Looking to 2014, Sohmer said the company aims to further decrease its operating cash burn as compared to 2013, though he did not provide specific guidance. At the same time, BG Medicine also plans to "explore new indications and clinical claims" for galectin-3, he said.

In particular, Sohmer said, research has suggested the protein could prove a target for the development of new therapeutic agents.

"Other studies," he added, "suggest it could be used to identify patients who may or may not response to certain therapeutic interventions." As an example, he cited a patent recently awarded to the company relating to the use of galectin-3 in predicting patient response to cardiac resynchronization therapy.

Sohmer also touched on the progression of BG's CardioScore test, its multi-analyte assay for identifying individuals at high risk for near-term cardiovascular events.

BG submitted CardioScore for US Food and Drug Administration 510(k) clearance in 2011, but withdrew the submission the following year upon determining that it would not be able to respond in full to a request from FDA to confirm certain data from its BioImage validation study for the test.

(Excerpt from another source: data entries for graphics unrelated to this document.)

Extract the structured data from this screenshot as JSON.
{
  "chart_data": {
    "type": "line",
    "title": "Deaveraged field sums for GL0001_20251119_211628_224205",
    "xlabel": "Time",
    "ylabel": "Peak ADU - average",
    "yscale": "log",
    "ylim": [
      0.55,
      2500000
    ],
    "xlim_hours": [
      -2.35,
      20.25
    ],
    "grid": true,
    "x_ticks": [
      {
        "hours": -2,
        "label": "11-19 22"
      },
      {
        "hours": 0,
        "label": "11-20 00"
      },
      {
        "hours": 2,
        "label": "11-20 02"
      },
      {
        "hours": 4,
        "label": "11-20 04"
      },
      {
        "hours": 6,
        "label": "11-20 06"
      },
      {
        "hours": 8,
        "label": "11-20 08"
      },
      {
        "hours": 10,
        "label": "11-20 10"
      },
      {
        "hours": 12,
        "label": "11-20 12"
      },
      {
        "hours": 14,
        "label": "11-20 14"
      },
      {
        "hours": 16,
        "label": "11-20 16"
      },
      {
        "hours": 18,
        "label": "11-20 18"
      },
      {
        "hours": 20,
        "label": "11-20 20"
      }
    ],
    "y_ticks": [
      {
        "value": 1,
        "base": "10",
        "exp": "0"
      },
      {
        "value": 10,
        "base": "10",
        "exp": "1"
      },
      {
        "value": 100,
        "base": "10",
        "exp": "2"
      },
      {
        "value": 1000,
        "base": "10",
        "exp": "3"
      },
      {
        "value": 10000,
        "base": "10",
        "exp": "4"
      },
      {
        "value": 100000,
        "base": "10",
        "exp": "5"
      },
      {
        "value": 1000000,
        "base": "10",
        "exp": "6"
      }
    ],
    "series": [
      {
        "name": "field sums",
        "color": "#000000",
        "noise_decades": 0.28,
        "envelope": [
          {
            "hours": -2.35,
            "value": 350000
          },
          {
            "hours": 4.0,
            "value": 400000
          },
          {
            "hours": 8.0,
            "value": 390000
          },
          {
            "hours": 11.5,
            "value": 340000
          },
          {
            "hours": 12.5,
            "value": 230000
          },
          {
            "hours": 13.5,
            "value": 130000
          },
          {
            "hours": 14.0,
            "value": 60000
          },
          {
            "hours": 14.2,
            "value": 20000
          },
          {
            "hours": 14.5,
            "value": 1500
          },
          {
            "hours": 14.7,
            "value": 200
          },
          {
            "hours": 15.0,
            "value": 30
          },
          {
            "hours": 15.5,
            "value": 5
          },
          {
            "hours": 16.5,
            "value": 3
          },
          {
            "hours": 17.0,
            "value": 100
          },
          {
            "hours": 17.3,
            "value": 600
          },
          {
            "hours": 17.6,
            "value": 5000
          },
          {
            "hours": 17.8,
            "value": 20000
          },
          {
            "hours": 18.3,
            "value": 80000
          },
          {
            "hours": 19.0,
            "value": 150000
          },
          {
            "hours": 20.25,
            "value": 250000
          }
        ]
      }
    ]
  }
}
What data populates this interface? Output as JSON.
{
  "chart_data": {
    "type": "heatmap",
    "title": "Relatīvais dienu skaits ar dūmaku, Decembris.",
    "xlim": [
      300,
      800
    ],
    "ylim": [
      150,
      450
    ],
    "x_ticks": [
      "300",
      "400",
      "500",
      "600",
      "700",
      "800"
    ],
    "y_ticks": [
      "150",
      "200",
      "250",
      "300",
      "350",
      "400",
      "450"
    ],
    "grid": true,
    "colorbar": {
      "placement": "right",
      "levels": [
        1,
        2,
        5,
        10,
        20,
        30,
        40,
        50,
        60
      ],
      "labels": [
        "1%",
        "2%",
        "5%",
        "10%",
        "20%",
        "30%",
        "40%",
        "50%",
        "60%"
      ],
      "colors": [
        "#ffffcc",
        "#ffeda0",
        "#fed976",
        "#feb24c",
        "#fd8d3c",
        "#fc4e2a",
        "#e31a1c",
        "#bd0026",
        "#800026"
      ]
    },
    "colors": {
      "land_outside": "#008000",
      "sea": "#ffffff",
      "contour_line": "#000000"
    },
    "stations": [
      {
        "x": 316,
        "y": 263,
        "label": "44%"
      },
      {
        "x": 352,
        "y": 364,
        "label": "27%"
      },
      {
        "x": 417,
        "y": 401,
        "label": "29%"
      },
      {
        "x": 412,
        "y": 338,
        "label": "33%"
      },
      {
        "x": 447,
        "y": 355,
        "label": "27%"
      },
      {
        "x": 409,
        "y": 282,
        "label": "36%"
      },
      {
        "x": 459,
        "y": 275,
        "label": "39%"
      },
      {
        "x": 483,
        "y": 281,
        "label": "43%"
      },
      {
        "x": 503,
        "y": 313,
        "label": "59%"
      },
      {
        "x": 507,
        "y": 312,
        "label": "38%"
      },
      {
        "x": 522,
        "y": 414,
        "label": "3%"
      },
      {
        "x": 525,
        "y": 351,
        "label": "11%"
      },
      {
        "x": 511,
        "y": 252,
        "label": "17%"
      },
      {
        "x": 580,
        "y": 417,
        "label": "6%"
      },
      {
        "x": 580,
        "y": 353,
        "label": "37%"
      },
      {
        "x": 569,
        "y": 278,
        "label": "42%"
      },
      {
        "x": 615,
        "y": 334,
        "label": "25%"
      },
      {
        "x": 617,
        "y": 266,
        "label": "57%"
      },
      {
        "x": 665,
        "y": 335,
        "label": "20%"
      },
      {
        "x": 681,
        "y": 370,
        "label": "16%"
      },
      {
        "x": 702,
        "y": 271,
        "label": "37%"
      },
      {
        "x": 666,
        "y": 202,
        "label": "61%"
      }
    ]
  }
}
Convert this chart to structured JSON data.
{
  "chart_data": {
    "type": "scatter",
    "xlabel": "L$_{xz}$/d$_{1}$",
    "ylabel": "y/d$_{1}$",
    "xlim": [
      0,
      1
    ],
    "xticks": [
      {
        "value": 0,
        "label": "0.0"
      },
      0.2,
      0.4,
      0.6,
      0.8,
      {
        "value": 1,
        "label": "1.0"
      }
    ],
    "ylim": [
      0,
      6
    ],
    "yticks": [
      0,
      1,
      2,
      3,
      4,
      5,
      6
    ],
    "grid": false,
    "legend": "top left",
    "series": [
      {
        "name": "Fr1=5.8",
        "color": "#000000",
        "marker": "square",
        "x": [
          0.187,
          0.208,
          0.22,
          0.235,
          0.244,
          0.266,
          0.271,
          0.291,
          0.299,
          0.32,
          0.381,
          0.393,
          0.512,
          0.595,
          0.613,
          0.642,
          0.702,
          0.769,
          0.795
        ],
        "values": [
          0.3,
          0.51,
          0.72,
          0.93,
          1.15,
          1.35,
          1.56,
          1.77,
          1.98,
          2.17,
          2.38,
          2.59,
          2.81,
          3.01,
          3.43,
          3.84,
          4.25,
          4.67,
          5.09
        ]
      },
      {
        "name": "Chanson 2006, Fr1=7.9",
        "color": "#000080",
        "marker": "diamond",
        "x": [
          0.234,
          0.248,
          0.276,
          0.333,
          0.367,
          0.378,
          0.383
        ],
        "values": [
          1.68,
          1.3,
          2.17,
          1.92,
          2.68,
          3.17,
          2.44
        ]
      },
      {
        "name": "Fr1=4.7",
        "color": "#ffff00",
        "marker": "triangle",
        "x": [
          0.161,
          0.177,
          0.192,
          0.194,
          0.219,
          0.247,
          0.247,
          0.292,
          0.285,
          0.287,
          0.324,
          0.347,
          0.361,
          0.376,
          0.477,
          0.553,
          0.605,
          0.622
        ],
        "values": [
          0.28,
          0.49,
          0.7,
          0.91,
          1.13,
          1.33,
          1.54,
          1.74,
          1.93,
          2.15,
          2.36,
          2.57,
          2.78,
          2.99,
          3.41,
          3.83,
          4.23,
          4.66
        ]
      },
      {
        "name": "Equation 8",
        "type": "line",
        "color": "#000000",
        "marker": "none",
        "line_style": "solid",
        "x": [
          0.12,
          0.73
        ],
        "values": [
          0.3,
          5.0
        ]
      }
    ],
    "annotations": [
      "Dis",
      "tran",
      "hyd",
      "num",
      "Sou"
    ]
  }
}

Sohmer said the company had recently completed a medical review of this study data and was now evaluating the results of this review. "This evaluation will guide our commercial, reimbursement, and regulatory strategies for CardioScore," he said, adding that "we hope over the next few months to have a clear pathway for how we are moving forward with [the test]."

One possible route could be an out-licensing deal, he said, noting that the company has received interest in such an arrangement.

Sohmer also discussed the company's efforts to drive European adoption of galectin-3.

BG received an EU CE mark for a manual version of the BGM Galectin-3 test in 2010, and Abbott received a CE mark for an automated version of the test in April 2013. Despite these approvals, however, European sales have contributed only negligibly to the company's revenues, a fact Sohmer attributed to several factors, including a lack of outpatient reimbursement for the test and an inability, to date, to get the test included in European patient management guidelines.

He said that BG is currently focused on the latter issue, noting that the company has "a considerable amount of effort devoted to [achieving inclusion in these guidelines] right now." He added that the company is "optimistic that we could see inclusion in at least one guideline perhaps as early as late 2015."

The company's Q4 results included $194,000 in R&D costs. In Q4 2012, it posted an $80,000 gain in R&D due to reversals of accrued expenses. SG&A costs were $2.3 million, down 34 percent from $3.5 million in Q4 2012.

For full year 2013, its R&D costs dropped 51 percent to $3.7 million from $7.6 million in 2012, while SG&A expenses were down 22 percent to $13.3 million from $17.0 million.

Trimming costs remains a primary goal for the company in 2014, Sohmer said. He addressed the potential tension between cutting costs and performing the research and clinical trial work needed to expand the clinical claims of the galectin-3 test by noting the significant amount of data the company already has on hand for aiding these efforts.

"We have a lot of data available to us," he said. "And that will allow us to reduce risk by identifying those things that may be a higher opportunity for us."

In particular, Sohmer cited the data from the company's BioImage study, which has followed more than 6,800 patients since 2009.

"We have exclusive rights to diagnostic inventions arising from our analysis of this proprietary observational and community-based cohort," he said. "Baseline blood, serum, plasma, DNA, and RNA samples collected from all participants have been stored and are available for our analysis. In addition, insurance claims including information regarding diagnoses and therapies related to over 1,200 non-fatal cardiovascular events experienced by participants in the cohort over the more than four years since follow-up was initiated is available to us for data mining."

"We believe that this asset provides us with a unique and proprietary platform from which we may develop new diagnostic products," he said.